Mistakes only become disasters when they are either swept under the rug or miscommunicated. When an under reactor or overreaction occurs, it can lead to breakdowns in equipment or in trust among the staff. And when communication breaks down, the blame game begins.

Rather than blaming staff for failing to report warning signs of equipment malfunction, or blaming the maintenance team for failing to spot them, you should facilitate communication between the two. When your onsite staff and outsourced maintenance team can work together, you can improve performance and outputs to a scalable degree. Here’s how:

Set goals. When your facility is in reactive maintenance mode, the primary goal is to push equipment at maximum performance output until it breaks down. There is no maintenance goal, other than fixing breakdowns as quickly and efficiently as possible once they occur. However, you can operate your facility more sustainably by implementing preventative maintenance service. Communicate clear performance goals with your maintenance staff, and they can develop a preventative maintenance plan to achieve those objectives. 

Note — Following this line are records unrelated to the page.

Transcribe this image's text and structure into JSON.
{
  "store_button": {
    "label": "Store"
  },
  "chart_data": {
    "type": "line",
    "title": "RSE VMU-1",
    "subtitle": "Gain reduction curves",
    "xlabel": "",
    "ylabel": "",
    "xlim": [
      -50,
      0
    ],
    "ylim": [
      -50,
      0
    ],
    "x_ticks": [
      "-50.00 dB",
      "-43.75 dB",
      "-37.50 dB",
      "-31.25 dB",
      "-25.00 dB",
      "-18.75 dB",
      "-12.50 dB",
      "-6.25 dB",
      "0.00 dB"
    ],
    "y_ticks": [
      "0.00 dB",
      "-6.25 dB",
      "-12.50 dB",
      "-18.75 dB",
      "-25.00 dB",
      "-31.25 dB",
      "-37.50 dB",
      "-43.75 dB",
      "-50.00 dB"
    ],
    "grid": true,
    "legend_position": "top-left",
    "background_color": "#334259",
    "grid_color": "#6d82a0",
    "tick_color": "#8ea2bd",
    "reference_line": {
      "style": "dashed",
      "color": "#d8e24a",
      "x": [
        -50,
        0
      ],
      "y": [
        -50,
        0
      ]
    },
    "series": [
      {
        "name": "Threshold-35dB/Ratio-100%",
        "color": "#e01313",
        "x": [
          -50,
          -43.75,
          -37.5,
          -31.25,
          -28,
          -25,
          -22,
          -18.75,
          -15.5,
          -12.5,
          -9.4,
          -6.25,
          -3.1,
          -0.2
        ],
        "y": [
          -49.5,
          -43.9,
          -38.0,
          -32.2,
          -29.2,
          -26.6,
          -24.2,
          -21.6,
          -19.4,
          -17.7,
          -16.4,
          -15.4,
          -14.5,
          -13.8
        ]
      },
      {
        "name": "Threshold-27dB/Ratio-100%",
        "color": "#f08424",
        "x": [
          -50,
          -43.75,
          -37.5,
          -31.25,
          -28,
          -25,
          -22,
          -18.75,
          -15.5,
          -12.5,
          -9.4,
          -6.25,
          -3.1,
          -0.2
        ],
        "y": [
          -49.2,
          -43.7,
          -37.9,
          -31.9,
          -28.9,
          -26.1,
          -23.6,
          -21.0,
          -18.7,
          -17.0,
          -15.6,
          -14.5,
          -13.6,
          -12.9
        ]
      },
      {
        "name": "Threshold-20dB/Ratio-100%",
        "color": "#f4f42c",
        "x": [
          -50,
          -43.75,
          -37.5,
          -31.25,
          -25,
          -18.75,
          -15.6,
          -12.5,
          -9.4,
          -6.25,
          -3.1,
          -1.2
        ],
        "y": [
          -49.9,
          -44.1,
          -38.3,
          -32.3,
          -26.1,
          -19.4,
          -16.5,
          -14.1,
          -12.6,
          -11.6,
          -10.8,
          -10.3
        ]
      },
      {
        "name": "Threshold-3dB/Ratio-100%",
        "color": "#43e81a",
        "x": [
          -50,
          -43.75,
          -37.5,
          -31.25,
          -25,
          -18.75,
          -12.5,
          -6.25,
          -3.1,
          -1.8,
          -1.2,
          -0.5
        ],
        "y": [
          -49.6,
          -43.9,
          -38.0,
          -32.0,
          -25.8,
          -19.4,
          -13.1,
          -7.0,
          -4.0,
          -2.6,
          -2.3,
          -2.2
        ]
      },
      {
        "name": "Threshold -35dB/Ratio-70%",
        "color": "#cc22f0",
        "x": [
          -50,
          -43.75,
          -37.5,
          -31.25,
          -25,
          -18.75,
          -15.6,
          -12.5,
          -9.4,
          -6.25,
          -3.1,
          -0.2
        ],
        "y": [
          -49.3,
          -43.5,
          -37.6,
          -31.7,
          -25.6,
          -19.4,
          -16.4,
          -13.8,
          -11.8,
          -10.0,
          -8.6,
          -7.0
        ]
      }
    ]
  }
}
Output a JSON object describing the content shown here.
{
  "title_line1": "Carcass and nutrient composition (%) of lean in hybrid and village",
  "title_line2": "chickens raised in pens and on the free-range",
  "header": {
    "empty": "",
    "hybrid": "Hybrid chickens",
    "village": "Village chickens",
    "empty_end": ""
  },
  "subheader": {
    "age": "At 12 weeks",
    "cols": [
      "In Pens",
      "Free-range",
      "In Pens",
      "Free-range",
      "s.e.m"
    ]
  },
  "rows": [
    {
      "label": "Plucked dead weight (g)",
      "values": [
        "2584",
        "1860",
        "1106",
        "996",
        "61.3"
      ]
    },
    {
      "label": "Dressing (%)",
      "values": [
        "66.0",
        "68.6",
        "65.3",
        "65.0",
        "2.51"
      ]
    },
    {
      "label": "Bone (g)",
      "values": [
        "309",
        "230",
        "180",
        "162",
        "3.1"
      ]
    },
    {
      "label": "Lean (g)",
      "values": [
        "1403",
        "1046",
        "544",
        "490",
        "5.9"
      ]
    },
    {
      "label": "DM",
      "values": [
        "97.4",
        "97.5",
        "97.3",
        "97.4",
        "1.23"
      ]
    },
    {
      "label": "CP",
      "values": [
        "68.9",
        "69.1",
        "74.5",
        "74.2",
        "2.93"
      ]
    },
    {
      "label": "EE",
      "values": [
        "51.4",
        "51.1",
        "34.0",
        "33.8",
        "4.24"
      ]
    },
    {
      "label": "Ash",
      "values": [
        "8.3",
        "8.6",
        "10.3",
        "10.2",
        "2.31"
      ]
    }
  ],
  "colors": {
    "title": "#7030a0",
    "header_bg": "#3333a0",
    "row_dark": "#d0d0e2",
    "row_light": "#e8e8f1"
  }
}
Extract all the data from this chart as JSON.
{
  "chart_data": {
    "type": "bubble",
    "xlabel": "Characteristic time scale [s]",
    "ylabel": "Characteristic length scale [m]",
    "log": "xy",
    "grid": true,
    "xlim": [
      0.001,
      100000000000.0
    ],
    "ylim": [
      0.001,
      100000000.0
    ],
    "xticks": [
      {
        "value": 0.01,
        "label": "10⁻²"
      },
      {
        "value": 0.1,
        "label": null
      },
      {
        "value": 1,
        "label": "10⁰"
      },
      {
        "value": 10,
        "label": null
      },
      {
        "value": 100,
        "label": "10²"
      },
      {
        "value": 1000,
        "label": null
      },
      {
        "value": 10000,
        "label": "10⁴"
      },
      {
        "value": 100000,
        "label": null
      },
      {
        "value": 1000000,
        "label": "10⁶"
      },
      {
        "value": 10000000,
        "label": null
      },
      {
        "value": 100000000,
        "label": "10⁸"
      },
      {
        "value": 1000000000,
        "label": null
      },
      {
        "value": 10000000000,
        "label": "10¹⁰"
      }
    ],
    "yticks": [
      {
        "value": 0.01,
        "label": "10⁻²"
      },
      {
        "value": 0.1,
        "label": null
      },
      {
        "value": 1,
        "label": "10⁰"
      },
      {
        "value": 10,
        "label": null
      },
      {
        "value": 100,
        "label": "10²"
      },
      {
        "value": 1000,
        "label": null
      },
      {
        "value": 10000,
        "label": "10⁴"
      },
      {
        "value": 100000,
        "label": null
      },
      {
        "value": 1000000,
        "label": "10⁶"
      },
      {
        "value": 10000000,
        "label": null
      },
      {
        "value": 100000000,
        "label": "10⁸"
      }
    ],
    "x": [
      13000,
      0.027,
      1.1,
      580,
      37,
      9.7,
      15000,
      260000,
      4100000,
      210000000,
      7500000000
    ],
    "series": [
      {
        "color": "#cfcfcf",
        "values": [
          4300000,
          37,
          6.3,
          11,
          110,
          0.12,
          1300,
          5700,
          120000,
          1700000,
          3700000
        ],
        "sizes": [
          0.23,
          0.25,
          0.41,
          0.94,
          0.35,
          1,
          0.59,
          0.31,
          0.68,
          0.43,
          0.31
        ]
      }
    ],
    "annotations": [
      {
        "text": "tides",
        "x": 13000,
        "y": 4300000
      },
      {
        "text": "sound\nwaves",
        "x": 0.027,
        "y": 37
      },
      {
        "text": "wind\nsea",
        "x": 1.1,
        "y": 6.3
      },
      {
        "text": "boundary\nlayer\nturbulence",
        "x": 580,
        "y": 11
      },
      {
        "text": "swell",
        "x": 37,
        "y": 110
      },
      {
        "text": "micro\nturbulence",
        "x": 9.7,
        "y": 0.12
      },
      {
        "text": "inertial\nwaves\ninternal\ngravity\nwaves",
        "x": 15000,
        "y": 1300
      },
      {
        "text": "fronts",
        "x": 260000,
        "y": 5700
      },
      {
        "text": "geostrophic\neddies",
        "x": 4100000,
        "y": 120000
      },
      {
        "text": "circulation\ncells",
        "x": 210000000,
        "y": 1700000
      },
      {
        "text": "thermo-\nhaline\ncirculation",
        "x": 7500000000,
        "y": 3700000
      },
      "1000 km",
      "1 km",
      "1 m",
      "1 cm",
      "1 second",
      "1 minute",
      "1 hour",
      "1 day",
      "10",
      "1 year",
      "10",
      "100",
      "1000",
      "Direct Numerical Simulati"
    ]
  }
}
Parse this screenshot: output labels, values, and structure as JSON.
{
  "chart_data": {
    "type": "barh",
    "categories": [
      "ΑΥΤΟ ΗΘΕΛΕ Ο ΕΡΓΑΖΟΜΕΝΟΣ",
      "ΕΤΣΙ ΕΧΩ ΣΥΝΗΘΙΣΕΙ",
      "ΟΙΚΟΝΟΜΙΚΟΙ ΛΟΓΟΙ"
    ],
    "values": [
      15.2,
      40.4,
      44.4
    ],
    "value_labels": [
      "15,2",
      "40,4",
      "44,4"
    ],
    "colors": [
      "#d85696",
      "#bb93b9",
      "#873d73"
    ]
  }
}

Cooperate, don’t criticize. Criticism has its place in business, there’s no doubt. However, criticism of work can quickly turn into criticism of character if not kept in check. If you have issues with the quality of service with your maintenance staff, the first step should be to reach out and ask for a meeting. As your maintenance staff is not onsite all of the time, the disappointment may be due to a misunderstanding rather than a failure to perform quality service. Before you accuse, ask your maintenance staff to help you come up with more clear expectations and solutions to the issue you face.  

Learn from mistakes. Preventative maintenance service only gets better with time. As your maintenance team learns about your facility needs, they can adjust your maintenance schedule for more efficient and cost-effective procedures. You both can learn from maintenance mistakes made in the past, and develop a stronger plan to prevent equipment failures in the future.